As the threat posed by global warming grows more apparent and human involvement in that phenomenon becomes more scientifically supported, the United State’s role in warming the environment will receive an increasing amount of criticism from the international community about its apparent inaction in the matter. U.S. representatives attending a global warming conference in The Hague last week, however, did not appear too concerned about this.
In an effort to revise the goals of the 1997 Kyoto Accords into more enforceable and realistic agendas, representatives from 170 nations attended the summit meeting. Designed to reduce global warming, the Kyoto Accord requires signatories to reduce their carbon emissions 5 percent below 1990 levels by 2012. For the United States, because of nearly a decade of economic growth, this requirement would now translate to a reduction of about 20 percent from current levels. The hope of last week’s meeting was that revising the treaty would aid highly industrialized nations in taking more significant steps toward emission reduction.
While European nations pushed for strict adherence to the protocol’s goal of reducing emissions, the United States advocated more flexibility in evaluating emissions reductions. U.S. representatives there argued for the use of so-called carbon “sinks” — forests and other lands that absorb carbon dioxide pollution — and emissions trading to help nations meet their goals.
The talks at The Hague have since halted because industrialized countries could not agree on the specifics of suggested measures to be taken in reducing carbon dioxide emissions. The United States’ opening proposal largely served as a beginning for the conference’s failure, as its representative suggested that our government need only meet half of its originally proposed goal. (The use of carbon sinks and emissions trading would fulfill the other half.) In effect this tells the world that the United States does not intend to do its part in reducing greenhouse gas emissions, considered by many to be at least partly responsible for global warming.

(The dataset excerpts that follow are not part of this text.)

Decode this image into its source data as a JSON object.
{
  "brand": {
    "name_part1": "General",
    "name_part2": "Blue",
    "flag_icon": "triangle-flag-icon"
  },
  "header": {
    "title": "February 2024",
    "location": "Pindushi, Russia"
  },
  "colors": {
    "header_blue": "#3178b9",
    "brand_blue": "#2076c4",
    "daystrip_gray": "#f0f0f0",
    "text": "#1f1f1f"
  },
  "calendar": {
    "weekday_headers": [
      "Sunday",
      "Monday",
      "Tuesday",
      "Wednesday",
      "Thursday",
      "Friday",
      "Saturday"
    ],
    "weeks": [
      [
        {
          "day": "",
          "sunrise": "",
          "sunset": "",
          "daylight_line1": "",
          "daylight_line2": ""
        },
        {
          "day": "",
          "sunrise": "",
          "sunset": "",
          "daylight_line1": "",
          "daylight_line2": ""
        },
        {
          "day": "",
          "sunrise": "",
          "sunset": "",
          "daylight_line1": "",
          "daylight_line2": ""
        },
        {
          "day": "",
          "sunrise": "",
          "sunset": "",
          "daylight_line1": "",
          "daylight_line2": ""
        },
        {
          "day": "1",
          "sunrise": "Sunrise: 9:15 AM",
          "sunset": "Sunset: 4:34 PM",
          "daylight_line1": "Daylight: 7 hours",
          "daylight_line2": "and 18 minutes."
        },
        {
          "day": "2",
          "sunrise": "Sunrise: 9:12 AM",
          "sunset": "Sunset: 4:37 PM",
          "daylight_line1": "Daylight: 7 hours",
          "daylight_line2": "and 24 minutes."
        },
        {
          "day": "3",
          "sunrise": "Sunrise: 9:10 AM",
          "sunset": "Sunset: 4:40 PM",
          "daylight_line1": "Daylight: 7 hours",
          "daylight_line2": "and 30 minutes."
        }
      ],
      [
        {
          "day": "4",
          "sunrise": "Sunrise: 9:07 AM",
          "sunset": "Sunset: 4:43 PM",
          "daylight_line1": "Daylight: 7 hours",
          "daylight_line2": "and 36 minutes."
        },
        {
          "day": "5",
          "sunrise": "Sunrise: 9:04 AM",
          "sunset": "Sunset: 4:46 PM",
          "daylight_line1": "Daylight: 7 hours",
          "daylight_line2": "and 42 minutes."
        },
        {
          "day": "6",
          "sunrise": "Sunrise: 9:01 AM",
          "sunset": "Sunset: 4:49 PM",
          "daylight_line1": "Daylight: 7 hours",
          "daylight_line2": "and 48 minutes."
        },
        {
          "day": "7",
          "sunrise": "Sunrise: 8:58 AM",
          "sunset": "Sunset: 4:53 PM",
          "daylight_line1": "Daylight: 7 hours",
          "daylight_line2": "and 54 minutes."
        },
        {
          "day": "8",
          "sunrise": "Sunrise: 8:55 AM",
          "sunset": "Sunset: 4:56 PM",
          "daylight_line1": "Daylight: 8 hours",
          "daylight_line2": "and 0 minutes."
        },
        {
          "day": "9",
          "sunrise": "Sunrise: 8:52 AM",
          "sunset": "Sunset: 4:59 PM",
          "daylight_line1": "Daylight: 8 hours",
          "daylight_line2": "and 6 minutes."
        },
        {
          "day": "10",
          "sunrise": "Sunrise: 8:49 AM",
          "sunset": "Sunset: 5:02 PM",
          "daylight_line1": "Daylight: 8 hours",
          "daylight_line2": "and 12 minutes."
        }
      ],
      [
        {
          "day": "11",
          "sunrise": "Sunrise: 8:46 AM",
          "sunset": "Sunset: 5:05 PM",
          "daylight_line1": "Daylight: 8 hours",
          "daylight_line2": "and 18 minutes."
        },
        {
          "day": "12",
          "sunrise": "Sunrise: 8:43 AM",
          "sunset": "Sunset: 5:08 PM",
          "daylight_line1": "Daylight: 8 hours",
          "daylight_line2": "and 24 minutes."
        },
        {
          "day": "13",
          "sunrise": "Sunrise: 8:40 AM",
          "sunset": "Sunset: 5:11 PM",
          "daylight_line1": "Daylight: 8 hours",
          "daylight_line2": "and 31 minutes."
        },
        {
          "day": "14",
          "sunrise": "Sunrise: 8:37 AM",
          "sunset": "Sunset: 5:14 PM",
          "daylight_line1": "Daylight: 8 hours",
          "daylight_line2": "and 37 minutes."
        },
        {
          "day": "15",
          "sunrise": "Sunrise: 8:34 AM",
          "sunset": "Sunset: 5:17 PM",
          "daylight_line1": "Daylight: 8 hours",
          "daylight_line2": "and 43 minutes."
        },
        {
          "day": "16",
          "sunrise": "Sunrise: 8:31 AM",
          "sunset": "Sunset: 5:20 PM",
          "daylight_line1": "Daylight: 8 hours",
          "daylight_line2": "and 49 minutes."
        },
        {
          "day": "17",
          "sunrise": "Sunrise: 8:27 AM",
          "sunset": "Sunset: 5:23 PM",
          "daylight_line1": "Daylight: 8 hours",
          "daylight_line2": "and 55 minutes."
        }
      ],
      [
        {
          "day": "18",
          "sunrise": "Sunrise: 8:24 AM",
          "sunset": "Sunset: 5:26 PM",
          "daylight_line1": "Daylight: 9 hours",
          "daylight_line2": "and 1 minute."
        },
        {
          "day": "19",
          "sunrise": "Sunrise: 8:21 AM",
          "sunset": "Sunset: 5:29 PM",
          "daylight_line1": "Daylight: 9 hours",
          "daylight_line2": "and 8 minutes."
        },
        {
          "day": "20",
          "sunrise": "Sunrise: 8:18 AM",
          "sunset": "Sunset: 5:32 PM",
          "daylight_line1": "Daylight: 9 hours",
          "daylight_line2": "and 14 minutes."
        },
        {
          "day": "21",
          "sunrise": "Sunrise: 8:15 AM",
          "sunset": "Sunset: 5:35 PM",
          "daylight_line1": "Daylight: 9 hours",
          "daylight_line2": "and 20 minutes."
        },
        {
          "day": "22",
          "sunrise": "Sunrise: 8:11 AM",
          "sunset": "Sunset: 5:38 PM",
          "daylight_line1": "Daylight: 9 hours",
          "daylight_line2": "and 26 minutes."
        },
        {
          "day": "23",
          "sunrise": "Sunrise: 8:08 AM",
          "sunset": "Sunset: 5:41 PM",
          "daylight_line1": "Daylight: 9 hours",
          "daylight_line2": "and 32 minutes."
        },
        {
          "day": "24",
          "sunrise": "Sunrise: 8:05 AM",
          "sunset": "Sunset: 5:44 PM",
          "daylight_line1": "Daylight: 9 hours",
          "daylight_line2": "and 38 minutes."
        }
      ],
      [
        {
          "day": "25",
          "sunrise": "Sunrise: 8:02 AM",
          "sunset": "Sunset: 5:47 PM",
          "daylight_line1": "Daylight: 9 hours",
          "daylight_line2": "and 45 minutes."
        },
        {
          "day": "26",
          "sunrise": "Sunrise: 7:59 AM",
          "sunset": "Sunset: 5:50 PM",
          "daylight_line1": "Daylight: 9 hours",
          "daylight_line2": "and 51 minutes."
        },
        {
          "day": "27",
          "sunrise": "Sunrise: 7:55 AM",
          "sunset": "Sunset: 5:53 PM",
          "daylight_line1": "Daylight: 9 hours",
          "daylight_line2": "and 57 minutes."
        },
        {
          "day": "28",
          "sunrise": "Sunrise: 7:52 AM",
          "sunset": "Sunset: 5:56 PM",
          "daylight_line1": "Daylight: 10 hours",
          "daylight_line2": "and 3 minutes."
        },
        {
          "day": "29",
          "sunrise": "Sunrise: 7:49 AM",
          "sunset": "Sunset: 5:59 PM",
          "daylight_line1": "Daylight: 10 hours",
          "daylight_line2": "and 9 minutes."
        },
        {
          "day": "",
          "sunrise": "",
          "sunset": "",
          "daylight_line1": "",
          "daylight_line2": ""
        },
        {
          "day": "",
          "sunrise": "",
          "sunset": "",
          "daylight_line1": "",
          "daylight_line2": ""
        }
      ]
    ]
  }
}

This is unfortunate, considering the large obligation we have. Our citizens make up less than 5 percent of the world’s population, but are responsible for 23 percent of the world’s carbon dioxide emissions. It is not only disturbing that our government is so careless about the environment, but also that it is content to delegate the responsibility of rectifying this problem to the rest of the world.
One reason the government may be putting a minuscule effort towards this issue is because of the threat a treaty like this could pose toward America’s economic growth. As our consumer culture uses up almost a fourth of the world’s energy supply, our nation should bear a large share of the responsibility to fix it.